28 Aralık 2024 tarihinde görülen ikinci duruşmada mahkeme, kamuoyunun yakından takip ettiği kararlara imza attı. Amca Salim Güran, anne Yüksel Güran ve ağabey Enes Güran’a “İştirak halinde çocuğa karşı kasten öldürme” suçundan ağırlaştırılmış müebbet hapis cezası verildi. Mahkeme, Nevzat Bahtiyar’a ise “Suç delillerini yok etme, gizleme veya değiştirme” suçundan 4 yıl 6 ay hapis cezası verdi.
Bu cezalar, toplumda bir nebze olsun adaletin sağlandığı düşüncesi uyandırsa da, dava süreci burada bitmedi. Olayla bağlantılı olarak farklı düzeyde şüpheli konumunda olan 15 kişi hakkında da “Suçluyu kayırma” suçundan yeni bir dava açıldı.
Diyarbakır Cumhuriyet Başsavcılığı, cinayetle doğrudan ilişkili olmayan fakat suçu örtbas etmeye çalıştıkları iddia edilen 15 kişi hakkında da harekete geçti. Bu kapsamda; Birsen Güran, Fuat Güran, Maşallah Güran, Salim Güran’ın işçisi Mehmet Selim Atasoy, Mehmet Şevket Kaya ve Muhammed Kaya tutuklu; Şeyma Kaya, Hediye Güran, İbrahim Halil Güran, Barış Güran, Kurtuluş Güran ve Ömer Faruk Güran ise, tutuksuz yargılanmak üzere Diyarbakır 17. Asliye Ceza Mahkemesi’ne çıkarıldı.

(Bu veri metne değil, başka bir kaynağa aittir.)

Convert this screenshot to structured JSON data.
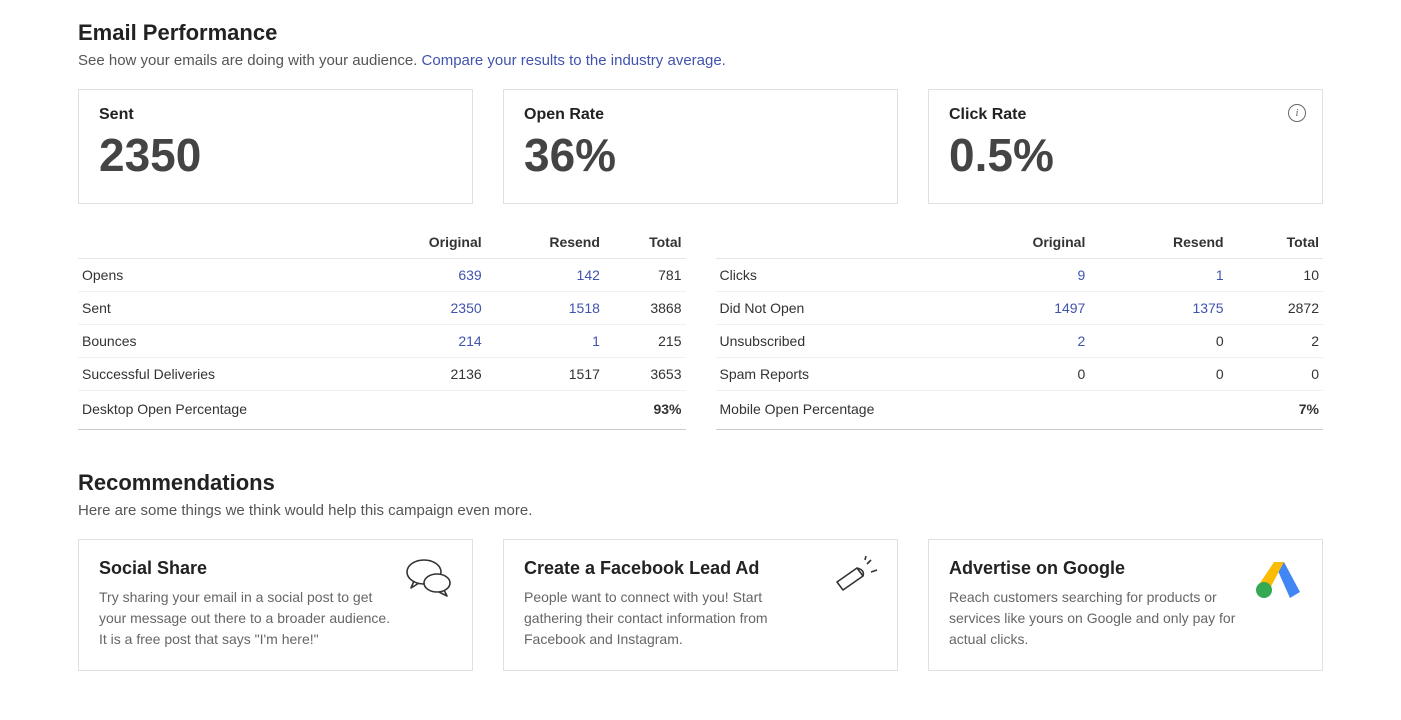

Ayrıca, yaşları küçük olan tutuksuz şüpheliler M.G., İ.K. ve R.A. hakkında hazırlanan iddianame, Diyarbakır 2. Çocuk Mahkemesi tarafından kabul edildi. Süreç içerisinde bu iki dava dosyasının birleştirilmesiyle birlikte, toplamda 15 kişi “Suçluyu kayırma” suçlamasıyla hakim karşısına çıktı. Bu suça ilişkin olarak her bir sanık için 6 aydan 5 yıla kadar hapis cezası isteniyor.
Narin Güran’ın ölümü, Türkiye genelinde büyük yankı uyandırdı. Hem sosyal medyada hem de basında geniş yer bulan dava, çocuklara karşı işlenen suçların görünürlüğünü bir kez daha artırdı. Çocuk istismarı ve çocuk cinayetlerine karşı duyarlılığın yükseldiği bu dönemde, Diyarbakır’daki bu dava bir tür simgesel olay haline geldi.
Özellikle kamuoyunda, adaletin sadece cezai değil, aynı zamanda ahlaki bir sorumluluk olduğu fikri daha da güç kazandı. Aile içi şiddet, mahalle baskısı ve sessiz kalınan suçlara karşı devletin daha etkin politikalar üretmesi gerektiği konuşulmaya başlandı.
Davanın ilerleyen süreçlerinde hem asli faillerin cezasının infazı hem de suçluyu kayırmakla suçlanan kişilere yönelik kararların açıklanması bekleniyor. Mahkemelerden çıkacak sonuçlar, sadece bu olaya değil, benzer şekilde saklanmaya çalışılan veya üstü örtülen suçlara karşı da caydırıcı bir etki yaratma potansiyeline sahip.
Adaletin, sadece katillerin değil, onları koruyanların da peşine düştüğü bu davada verilen her karar, Narin Güran için gecikmiş ama önemli bir hakikat mücadelesi anlamına geliyor.